Wi-Fi 6E offers numerous advantages but making the switch can be expensive. To justify the ROI on Wi-Fi 6E, IT leaders should perform a cost-benefit analysis.

Often, the overall cost depends on the strength and capability of current infrastructure. For example, can an agency retain any current devices? Will a government network have to undergo a complete device overhaul? How expensive will the requisite tweaks to the network architecture be?

Then balance those costs with the financial savings that Wi-Fi 6E can bring. For instance, immediate savings can stem from the increased efficiency and productivity the network allows for, helping agencies recoup some of the $8.8 trillion the world loses in productivity each year.

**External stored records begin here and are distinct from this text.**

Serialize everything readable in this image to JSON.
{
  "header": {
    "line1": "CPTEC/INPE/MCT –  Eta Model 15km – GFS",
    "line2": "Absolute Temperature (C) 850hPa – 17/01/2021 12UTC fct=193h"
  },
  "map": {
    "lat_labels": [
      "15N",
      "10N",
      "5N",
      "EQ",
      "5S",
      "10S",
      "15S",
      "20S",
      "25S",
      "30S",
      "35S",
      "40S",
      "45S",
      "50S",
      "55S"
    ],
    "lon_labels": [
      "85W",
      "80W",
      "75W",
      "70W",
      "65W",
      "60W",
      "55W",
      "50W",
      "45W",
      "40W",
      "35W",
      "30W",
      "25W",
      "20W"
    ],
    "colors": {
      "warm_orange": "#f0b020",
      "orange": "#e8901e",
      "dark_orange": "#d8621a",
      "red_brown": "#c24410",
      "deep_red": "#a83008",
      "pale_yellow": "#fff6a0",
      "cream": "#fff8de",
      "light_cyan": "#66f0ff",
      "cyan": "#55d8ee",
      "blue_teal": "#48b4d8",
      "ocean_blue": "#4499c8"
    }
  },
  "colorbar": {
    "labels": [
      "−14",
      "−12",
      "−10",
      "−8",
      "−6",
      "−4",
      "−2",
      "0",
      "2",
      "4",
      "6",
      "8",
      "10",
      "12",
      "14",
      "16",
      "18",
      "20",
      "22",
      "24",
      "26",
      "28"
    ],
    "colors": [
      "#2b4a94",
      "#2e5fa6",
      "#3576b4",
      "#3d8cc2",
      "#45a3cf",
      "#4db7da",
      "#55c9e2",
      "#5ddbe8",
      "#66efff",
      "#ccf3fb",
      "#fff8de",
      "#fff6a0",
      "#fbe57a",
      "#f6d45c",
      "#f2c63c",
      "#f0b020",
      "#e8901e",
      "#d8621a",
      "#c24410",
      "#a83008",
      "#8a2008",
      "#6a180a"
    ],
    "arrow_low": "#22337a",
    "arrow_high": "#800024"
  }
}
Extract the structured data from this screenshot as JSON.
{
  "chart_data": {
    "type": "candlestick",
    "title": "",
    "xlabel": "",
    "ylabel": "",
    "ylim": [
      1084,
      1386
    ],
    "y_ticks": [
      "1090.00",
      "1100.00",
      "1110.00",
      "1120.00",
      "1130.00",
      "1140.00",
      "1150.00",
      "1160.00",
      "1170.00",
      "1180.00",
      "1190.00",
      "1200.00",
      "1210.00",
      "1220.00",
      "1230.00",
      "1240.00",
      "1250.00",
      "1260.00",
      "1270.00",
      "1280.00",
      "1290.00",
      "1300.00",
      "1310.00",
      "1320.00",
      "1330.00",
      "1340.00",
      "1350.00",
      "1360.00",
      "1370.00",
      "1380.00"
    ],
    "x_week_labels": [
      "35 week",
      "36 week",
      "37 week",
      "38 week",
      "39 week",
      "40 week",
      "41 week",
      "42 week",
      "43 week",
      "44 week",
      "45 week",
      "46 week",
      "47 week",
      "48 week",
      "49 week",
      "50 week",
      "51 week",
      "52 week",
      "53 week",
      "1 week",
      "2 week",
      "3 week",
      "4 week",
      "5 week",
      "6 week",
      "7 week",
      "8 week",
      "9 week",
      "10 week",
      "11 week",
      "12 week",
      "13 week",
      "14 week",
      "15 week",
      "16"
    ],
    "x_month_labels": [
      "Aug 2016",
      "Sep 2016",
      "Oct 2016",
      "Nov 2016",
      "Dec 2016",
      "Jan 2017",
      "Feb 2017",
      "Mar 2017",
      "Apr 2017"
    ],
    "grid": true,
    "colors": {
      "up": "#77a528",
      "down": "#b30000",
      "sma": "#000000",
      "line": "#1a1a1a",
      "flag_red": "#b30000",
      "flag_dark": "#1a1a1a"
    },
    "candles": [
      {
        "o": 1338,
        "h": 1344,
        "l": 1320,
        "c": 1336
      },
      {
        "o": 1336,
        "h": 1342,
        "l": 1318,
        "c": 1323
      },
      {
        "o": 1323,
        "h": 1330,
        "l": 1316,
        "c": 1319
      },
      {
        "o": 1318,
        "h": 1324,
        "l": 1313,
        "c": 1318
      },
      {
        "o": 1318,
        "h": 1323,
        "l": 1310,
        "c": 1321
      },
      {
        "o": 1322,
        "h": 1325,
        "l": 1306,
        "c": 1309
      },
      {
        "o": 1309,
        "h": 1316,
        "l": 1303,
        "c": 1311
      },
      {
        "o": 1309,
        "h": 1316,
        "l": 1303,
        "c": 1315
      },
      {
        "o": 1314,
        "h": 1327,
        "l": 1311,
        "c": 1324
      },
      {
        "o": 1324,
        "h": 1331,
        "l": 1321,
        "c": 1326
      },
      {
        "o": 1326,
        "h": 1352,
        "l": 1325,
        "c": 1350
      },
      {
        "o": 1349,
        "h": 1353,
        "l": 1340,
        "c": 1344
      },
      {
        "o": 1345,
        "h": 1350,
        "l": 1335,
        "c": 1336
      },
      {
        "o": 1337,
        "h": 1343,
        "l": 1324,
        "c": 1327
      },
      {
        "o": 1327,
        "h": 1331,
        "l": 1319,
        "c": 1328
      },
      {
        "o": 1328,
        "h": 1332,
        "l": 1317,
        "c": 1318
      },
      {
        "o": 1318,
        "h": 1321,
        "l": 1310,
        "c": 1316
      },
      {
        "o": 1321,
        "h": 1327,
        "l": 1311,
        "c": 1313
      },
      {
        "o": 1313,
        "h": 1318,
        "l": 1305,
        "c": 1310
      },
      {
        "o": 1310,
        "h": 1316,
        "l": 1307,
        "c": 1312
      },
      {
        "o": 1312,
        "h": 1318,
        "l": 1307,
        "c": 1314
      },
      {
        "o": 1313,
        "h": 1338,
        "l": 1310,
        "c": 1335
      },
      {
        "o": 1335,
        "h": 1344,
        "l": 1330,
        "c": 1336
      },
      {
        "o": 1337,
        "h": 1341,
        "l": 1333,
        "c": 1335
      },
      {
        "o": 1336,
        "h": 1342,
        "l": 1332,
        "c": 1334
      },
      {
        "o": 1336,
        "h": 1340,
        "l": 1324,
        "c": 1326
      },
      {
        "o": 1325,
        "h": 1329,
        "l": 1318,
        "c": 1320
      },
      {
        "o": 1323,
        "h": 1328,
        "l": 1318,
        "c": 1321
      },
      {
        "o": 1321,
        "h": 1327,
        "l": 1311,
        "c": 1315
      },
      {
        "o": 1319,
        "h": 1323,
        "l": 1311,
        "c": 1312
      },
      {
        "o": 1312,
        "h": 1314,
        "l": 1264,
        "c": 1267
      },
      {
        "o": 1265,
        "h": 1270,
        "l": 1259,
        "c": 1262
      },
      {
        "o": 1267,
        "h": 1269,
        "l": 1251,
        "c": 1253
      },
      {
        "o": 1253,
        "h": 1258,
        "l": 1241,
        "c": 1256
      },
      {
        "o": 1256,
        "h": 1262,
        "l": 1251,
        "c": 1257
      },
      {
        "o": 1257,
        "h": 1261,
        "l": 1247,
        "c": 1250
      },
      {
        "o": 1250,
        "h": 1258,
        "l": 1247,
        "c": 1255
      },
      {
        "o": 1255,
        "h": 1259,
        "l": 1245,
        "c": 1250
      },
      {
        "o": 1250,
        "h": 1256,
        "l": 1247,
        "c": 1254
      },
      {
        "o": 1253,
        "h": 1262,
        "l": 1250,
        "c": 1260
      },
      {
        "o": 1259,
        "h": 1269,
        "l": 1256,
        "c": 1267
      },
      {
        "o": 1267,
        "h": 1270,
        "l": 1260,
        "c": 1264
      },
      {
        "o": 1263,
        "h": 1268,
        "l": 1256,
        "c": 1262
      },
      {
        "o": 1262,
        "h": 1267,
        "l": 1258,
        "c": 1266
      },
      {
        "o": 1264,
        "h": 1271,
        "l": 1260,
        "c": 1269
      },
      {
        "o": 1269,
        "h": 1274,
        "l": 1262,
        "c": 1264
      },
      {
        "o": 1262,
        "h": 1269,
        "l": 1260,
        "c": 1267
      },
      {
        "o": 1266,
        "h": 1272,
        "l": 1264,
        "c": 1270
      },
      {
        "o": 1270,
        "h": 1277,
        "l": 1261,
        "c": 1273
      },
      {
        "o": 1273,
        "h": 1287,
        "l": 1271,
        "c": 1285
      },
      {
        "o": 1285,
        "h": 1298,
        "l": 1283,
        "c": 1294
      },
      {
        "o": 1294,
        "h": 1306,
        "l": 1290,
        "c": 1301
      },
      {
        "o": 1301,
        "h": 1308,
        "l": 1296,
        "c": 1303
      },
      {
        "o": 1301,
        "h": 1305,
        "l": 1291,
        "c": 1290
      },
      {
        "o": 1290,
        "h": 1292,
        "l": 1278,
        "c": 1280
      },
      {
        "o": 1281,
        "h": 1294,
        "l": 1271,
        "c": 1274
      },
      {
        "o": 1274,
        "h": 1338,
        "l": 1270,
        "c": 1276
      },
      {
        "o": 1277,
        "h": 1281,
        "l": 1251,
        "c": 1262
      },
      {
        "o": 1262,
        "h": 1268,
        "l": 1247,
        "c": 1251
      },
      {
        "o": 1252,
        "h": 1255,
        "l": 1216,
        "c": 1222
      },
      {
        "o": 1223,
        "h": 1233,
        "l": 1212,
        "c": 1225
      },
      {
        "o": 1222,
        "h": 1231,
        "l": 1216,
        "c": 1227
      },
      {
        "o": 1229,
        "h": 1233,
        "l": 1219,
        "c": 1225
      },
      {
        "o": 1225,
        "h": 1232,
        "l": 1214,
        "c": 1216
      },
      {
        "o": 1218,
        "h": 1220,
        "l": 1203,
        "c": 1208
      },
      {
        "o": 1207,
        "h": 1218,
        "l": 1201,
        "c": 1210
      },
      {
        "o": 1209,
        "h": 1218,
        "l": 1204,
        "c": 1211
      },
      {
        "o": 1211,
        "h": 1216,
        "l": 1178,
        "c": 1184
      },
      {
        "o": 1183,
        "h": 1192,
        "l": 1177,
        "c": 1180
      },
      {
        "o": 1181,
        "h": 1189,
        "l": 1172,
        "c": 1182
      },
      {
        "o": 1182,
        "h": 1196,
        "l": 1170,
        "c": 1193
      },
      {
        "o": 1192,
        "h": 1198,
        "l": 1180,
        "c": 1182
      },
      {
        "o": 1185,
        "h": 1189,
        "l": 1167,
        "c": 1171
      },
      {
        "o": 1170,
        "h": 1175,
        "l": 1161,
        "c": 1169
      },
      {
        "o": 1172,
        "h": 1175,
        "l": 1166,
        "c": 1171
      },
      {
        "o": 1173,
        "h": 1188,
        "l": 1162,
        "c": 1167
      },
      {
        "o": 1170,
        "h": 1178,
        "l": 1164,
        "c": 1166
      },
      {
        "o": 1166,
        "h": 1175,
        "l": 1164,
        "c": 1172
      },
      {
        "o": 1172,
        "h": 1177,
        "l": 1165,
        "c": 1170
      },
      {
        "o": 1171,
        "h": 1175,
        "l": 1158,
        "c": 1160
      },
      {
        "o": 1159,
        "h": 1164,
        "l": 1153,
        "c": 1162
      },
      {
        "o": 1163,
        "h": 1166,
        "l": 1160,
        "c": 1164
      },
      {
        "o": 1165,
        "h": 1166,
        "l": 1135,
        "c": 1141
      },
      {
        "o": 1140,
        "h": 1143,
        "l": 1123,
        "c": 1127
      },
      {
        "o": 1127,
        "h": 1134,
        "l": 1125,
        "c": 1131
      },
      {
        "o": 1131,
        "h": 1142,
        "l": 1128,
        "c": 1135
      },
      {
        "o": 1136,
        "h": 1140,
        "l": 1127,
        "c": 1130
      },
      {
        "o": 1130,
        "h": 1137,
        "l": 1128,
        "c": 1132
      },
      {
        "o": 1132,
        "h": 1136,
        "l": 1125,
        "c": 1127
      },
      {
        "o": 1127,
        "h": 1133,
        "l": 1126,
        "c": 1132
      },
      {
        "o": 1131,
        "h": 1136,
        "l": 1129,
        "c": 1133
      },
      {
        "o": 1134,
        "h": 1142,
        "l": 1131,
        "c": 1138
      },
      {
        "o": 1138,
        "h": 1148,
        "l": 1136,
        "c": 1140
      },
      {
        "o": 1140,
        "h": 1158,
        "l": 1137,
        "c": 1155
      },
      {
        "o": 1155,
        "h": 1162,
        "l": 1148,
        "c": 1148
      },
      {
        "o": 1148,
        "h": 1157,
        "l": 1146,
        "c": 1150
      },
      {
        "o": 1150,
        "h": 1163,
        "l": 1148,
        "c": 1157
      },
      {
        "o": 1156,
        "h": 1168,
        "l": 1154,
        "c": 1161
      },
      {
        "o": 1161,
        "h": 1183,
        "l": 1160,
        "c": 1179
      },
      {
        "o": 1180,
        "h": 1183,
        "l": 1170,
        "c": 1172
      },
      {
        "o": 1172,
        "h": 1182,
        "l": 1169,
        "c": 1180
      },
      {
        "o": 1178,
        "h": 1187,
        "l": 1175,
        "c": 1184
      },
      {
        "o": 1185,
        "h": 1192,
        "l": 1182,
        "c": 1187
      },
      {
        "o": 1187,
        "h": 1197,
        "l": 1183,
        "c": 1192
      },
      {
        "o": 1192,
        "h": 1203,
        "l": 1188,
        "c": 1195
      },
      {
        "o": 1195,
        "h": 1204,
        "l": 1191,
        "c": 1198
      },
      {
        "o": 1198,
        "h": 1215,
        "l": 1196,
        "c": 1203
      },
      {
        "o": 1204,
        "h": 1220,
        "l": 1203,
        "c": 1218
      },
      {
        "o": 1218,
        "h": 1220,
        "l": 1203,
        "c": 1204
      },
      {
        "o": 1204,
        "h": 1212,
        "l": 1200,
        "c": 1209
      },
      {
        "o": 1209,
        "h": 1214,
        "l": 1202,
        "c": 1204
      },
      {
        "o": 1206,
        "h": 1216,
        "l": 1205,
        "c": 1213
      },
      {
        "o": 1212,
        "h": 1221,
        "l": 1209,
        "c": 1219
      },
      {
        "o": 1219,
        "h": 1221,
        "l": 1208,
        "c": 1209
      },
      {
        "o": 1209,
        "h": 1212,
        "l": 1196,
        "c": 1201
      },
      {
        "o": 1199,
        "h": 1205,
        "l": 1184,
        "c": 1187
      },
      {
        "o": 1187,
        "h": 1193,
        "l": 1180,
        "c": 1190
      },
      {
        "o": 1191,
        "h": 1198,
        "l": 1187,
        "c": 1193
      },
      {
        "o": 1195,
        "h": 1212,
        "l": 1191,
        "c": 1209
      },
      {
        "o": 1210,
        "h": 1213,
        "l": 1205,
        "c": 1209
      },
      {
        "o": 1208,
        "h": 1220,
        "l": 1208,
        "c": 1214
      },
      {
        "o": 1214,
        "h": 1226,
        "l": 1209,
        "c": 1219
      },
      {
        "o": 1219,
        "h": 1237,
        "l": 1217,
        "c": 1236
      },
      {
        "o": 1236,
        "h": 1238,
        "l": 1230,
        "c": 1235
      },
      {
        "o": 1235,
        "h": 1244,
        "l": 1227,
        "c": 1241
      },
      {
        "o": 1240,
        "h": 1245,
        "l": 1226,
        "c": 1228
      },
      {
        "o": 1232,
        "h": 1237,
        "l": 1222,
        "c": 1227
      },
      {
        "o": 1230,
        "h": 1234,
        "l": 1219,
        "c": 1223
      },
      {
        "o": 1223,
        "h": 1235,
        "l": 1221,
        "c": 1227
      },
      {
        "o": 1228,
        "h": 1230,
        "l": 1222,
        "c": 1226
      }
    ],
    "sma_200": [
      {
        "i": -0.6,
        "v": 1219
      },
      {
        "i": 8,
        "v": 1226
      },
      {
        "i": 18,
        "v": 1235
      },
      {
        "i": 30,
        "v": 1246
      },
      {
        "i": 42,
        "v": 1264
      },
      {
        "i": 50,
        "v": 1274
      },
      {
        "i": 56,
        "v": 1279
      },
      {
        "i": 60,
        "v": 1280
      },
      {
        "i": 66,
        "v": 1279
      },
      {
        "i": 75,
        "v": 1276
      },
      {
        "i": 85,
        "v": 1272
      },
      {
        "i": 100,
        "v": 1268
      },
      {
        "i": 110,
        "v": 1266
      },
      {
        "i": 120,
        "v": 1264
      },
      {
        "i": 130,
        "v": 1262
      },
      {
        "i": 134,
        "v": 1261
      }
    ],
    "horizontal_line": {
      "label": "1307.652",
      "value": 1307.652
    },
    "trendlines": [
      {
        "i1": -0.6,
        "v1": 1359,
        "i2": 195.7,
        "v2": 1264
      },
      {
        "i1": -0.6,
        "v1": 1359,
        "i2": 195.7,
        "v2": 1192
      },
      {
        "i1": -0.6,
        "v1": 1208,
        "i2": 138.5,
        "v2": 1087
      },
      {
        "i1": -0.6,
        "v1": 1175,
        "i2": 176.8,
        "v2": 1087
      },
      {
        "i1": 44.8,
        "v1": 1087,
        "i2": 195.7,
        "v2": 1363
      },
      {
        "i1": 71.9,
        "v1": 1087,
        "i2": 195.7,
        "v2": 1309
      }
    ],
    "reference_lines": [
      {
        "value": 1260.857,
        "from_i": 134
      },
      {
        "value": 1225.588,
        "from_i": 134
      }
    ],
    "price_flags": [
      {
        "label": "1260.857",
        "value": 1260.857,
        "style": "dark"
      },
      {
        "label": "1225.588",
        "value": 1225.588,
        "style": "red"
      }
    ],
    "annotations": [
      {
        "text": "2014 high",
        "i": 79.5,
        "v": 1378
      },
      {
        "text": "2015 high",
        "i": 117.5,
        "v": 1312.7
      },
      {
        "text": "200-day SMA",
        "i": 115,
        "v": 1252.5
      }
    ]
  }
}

Wi-Fi 6E can also help future-proof the arrival of Wi-Fi 7 and 8, state and local governments may experience additional savings in the long-term as they don’t need to completely retool their infrastructure for future networks.

READ MORE: What does Wi-Fi 7 mean for state and local agencies?

Comply with Wi-Fi 6E Regulations

Since Wi-Fi 6E operates in the 6GHz frequency band, there may be different regulatory restrictions or licensing requirements in some regions, as outlined by The Federal Communications Commission (FCC). Further, spectrum usage is often affected with 6E implementation — adding a new frequency band necessitates adding a new radio, which means swapping dual-band access points (AP) for tri-band APs — and there are likewise various local regulations that may impact how businesses can go about making these necessary changes.

So, rather than transition to Wi-Fi 6E simply to keep up with the competition, IT leaders should consider these factors and decide if it is the right fit for their agency.